THERE REMAINS an underlying contradiction among average Palestinians in the territories that causes us Israelis great concern. A large majority of Palestinians are quite prepared to make full, comprehensive peace with Israel, which in our terms is called “end of conflict, end of claims.”

The parameters of what they are willing to accept are known – a state based on the 1967 borders that, with territorial swaps, will remain the size of the territory occupied by Israel in June 1967, with east Jerusalem as its capital and Palestinian control over the Muslim holy places in Jerusalem. Within these parameters, as Mahmoud Abbas and other Fatah leaders continually say, is the statement that the refugee issue will be based on the Arab peace initiative – “Achievement of a just solution to the Palestinian refugee problem to be agreed upon in accordance with UN General Assembly Resolution 194.”

They emphasize the word “agreed” to assure Israel that it will be negotiated and not imposed.

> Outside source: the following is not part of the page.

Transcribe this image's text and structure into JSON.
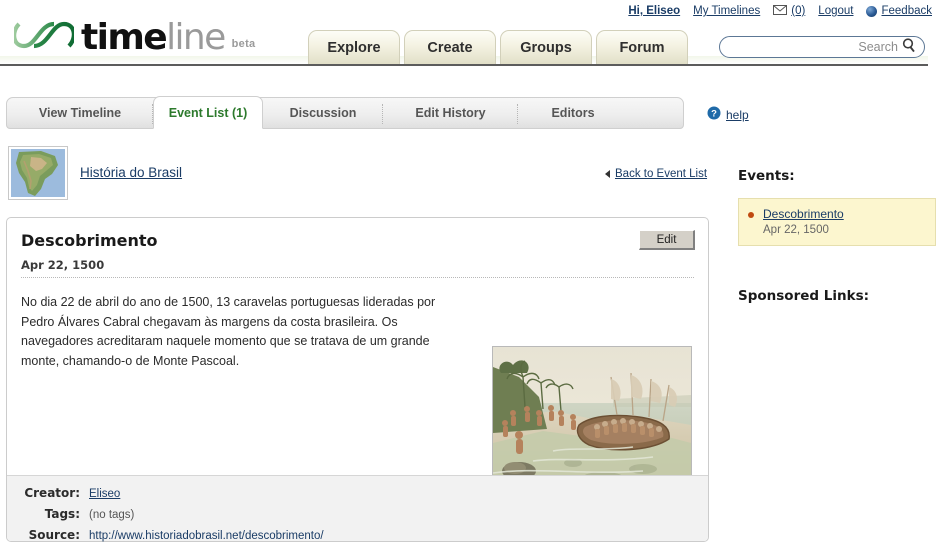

But it takes days like Nakba Day for Palestinians to confront their narrative and realize how deeply rooted the concept of return is to them. It remains a central theme and the common thread of identity for all Palestinians. It is, without doubt, the single most difficult issue for Palestinians to make concessions on.

In one of the important speeches leading up to May 15, Abbas talked about return to the “homeland,” and not the right of return to “our homes.”

This is more than a subtle difference.

It in fact holds the real key to the final resolution of the Palestinian-Israeli conflict. I expect we will hear more and more speeches about a “return to the homeland” in the coming months.

Even if September comes and goes without the great achievements the Palestinian leadership is hoping for, the Palestinian people are coming to the sense that they are on the final leg of their journey to freedom. As Jews who struggled for so many centuries for our own freedom and independence, we really should be more understanding of what they are going through. If we were really a people with vision and foresight, and not only a conglomerate of our collective historical experience, we would understand that the Palestinian process of achieving freedom is unstoppable. We would comprehend the power we possess to launch a new era of true reconciliation.

The Arab Spring has taken people throughout the region, including Palestinians, beyond the barriers of fear.

I wonder when it will happen to Israelis as well.